James and Mary Jane had two daughters, Annie Berry (McElroy) Dinniwell and Margaret Bell (McElroy) Redmond (born July 1913). Margaret’s father was 53 years old when she was born, and her mother was 43. Margaret remembers playing with kittens. Her childhood chores were cleaning the coal oil soot off the chimneys of the lamps, picking berries, feed chickens, ducks and geese, and filling the wood box after school. When Margaret attended high school in Watford, she rented a room from Miss Minnie Saunders and shared the kitchen with four other girls.

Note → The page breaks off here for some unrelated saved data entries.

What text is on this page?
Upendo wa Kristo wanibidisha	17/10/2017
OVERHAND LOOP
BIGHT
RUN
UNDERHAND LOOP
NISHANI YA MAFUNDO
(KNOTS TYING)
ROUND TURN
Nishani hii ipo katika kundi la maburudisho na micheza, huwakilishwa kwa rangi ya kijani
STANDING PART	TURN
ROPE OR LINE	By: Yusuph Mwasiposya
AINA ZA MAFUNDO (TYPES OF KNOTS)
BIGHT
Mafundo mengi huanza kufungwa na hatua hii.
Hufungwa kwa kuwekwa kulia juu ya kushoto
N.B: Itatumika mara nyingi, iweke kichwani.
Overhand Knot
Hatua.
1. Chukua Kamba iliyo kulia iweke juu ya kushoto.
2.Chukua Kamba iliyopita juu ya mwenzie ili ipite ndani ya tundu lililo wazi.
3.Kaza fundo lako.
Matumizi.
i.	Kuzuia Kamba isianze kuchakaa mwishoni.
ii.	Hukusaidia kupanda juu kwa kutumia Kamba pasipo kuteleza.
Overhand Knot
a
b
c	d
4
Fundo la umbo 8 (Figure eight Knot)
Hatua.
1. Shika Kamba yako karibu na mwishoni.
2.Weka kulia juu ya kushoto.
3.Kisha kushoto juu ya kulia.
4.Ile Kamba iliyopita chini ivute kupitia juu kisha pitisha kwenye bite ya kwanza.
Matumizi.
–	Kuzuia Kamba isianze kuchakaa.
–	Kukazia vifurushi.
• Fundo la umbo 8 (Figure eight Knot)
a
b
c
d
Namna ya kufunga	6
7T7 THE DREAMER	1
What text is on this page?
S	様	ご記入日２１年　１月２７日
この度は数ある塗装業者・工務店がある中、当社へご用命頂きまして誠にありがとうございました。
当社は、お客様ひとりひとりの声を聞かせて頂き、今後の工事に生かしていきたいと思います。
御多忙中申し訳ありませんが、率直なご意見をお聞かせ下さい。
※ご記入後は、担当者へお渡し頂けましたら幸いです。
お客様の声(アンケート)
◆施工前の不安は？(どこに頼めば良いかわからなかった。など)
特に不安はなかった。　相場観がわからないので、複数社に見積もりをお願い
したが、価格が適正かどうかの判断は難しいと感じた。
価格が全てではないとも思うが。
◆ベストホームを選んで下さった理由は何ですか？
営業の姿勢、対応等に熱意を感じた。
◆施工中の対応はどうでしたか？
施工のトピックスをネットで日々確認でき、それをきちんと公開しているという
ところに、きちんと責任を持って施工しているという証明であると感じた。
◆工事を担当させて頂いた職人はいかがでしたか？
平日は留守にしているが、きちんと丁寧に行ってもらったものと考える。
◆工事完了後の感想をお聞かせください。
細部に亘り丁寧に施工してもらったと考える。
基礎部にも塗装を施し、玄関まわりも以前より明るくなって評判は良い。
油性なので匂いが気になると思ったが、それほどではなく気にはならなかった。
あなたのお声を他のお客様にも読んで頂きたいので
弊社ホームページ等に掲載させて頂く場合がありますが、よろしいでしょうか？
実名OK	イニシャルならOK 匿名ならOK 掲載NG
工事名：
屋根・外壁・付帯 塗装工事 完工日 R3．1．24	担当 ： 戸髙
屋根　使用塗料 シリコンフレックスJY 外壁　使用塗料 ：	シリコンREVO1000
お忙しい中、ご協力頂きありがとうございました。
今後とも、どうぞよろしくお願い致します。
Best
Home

Both Annie, who was a graduate of Queen’s University in Kingston, and Margaret, a graduate of Normal School in London were school teachers. Annie married and moved to Harriston, Ontario where her husband practiced dentistry.
Margaret married Orville Redmond and the two made their home where Margaret had grown up, in the 3 bedroom Ontario Cottage style house on First School Road (north half of Lot 13, Conc. 1 NER) where her family lived until 2003 (a span of 150 years). They enjoyed mixed farming with dairy cows (Ayrshire), chickens (Orville had an egg route in Sarnia where he sold the eggs) and cash crop (peas on contract to the cannery in Warwick).
Orville and Margaret attended St. Mary’s Anglican Church, Warwick Village, where they were both active and Margaret played the organ in later years. Margaret was a lifelong member of the Warwick Women’s Institute as well as the Anglican Church Women.